Sunday, April 2, 2017
Harvey Cheyne (12) is the spoiled child of New York millionaire Frank Cheyne. Harvey is so used to the power of his father that he uses and exploits his fatherly instinct to persuade him do whatever he wants. When he tries to blackmail a student in his private school and bribe a professor, Frank decides to teach Harvey a lesson on a ship. However, Harvey falls into the sea and is rescued by fisherman Manuel. Since the ship is suppose to spend three months in the Atlantic, the fishermen intend to have Harvey help them on board until they reach land. Harvey again tries to cheat in order to win a bet in fishing against Jack, but Manuel refuses this kind of behavior and scorns him. Eventually, Harvey finds a mentor in Manuel, but he drowns during a storm. Back on land, Harvey, now mature, is reunited with his father.

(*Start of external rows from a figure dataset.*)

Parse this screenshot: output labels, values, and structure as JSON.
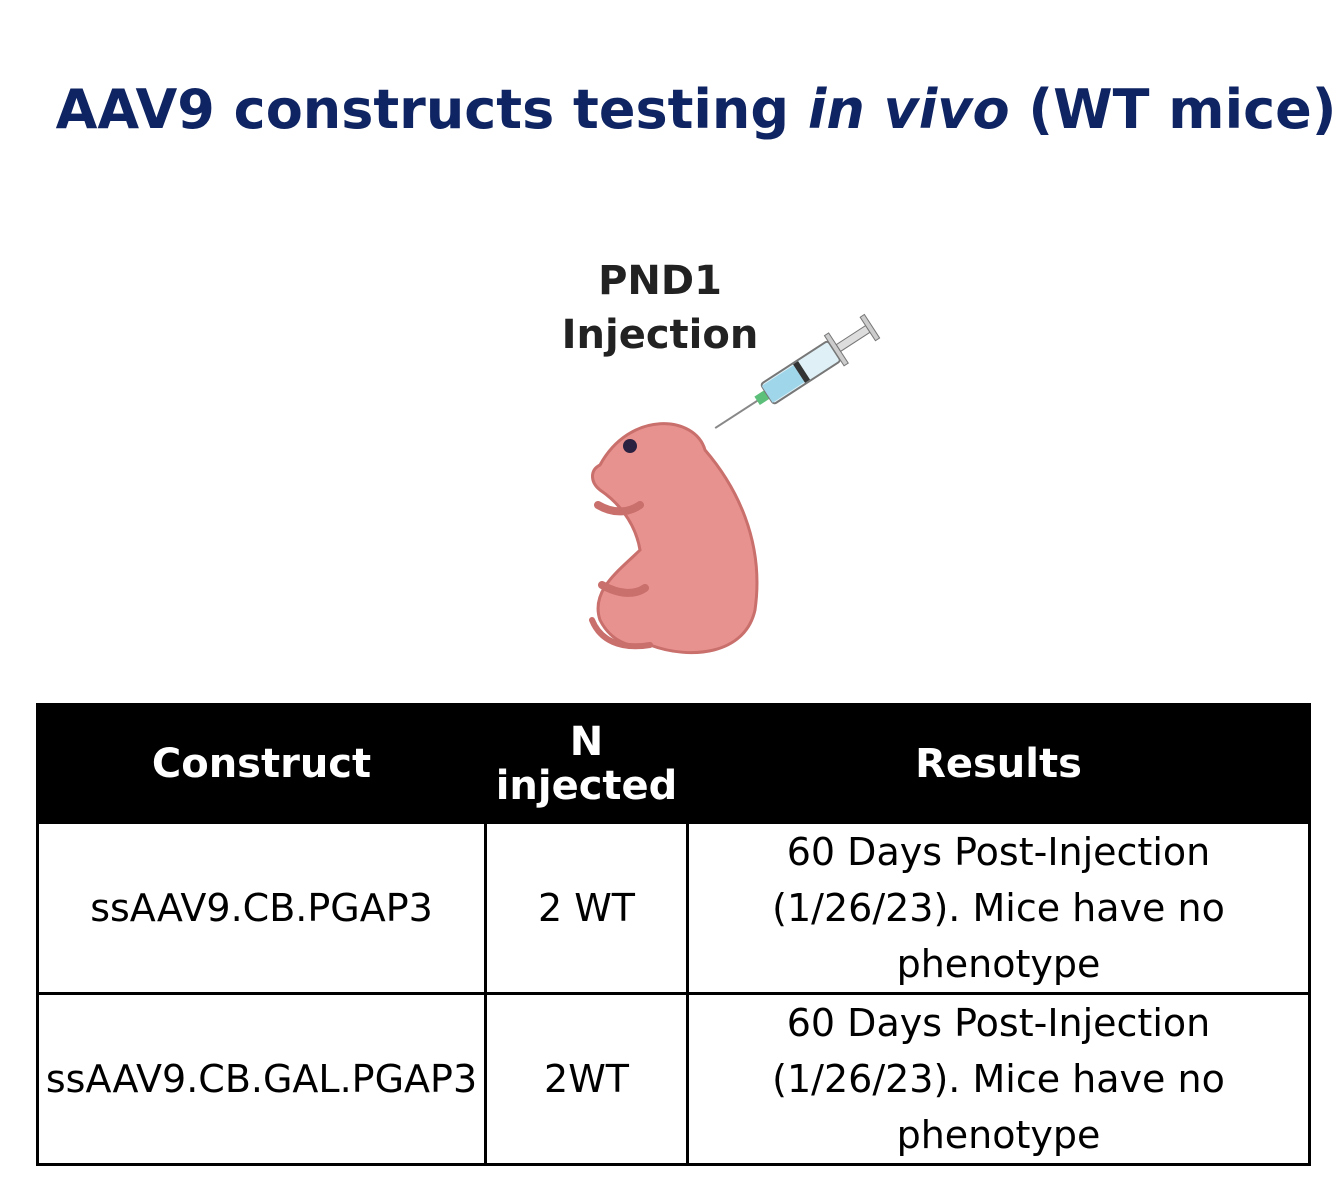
{
  "title": {
    "before": "AAV9 constructs testing",
    "italic": "in vivo",
    "after": "(WT mice)"
  },
  "illustration": {
    "label_top": "PND1",
    "label_bottom": "Injection"
  },
  "table": {
    "header": [
      "Construct",
      "N injected",
      "Results"
    ],
    "rows": [
      [
        "ssAAV9.CB.PGAP3",
        "2 WT",
        "60 Days Post-Injection (1/26/23). Mice have no phenotype"
      ],
      [
        "ssAAV9.CB.GAL.PGAP3",
        "2WT",
        "60 Days Post-Injection (1/26/23). Mice have no phenotype"
      ]
    ]
  }
}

"Captain Courageous" is today brought up only as a footnote in film lexicons as being the movie that secured Spencer Tracy's first Oscar as best actor, a treat he would repeat again the following year with "Boys Town" where he plays a similar role of a mentor to a kid, yet other than that this sea drama does not hold up well with the flow of time nor does director Victor Fleming ever rise to the occasion, settling only for a good, though standard and predictable allegory of a spoiled kid being taught a lesson when he has to spend some time doing humble, hard labor. The 12-year old Freddie Bartholomew is great in the leading role of Harvey who basically self-taught himself to use his rich father as a magic wand to get whatever he wants, ranging from either sweet talking to him or playing victim trying to enrage him into hating his "enemies", and thus this opening act still seems relevant and applies to behavior of spoiled, rich kids.

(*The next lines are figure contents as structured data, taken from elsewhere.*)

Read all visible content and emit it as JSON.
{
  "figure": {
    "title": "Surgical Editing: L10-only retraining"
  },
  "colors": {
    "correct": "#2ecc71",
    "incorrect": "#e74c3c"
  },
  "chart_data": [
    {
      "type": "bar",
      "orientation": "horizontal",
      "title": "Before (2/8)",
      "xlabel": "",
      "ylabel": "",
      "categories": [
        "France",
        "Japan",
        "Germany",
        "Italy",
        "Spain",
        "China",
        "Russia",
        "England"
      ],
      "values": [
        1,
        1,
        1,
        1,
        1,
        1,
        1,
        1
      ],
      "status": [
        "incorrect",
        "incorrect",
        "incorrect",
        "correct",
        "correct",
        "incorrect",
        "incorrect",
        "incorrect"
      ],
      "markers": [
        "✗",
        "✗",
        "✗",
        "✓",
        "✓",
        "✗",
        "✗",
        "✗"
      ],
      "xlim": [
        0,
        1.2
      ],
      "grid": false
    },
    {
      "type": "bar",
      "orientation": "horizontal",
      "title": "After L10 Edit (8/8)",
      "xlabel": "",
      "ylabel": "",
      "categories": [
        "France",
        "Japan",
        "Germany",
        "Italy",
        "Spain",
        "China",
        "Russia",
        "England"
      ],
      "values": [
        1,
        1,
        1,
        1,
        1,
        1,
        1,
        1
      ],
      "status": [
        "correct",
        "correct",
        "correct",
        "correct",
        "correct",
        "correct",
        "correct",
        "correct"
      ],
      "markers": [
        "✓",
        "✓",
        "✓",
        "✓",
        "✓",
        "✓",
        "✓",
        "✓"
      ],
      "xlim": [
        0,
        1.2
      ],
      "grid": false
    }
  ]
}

Tracy shows up some half an hour into the film, and he really delivers a very good performance, but it is hindered a bit by the disappointing, archaic decision to have his character basically be a caricature lower-class immigrant who uses broken, improper English in his sentences ("You crazy. Nobody bad around here. You gonna' work or no?"; "Hey? What you doing?"; "I can do this as long as you can"), who thus doesn't have that much wisdom as the authors intended. Manuel works the best when he bonds with Harvey on a humorous level ("Don't laugh! You laugh no good! I-I-I-I-e.... Like a seagull!"; when teaching him how to prepare a bait for fishing, he goes: "This fish don't go to school and don't learn French, but he pretty smart!") yet gets heavy handed when he uses some typical, banal Christian preaching about the "fisherman and the savior" from that time. The writing could have been better, since it develops its message in a thin, simplistic way, though the story still impresses with its idealism and a few exciting sea sequences, such as when two ships almost collide with each other during the storm. Not a classic, yet still a good moral lesson.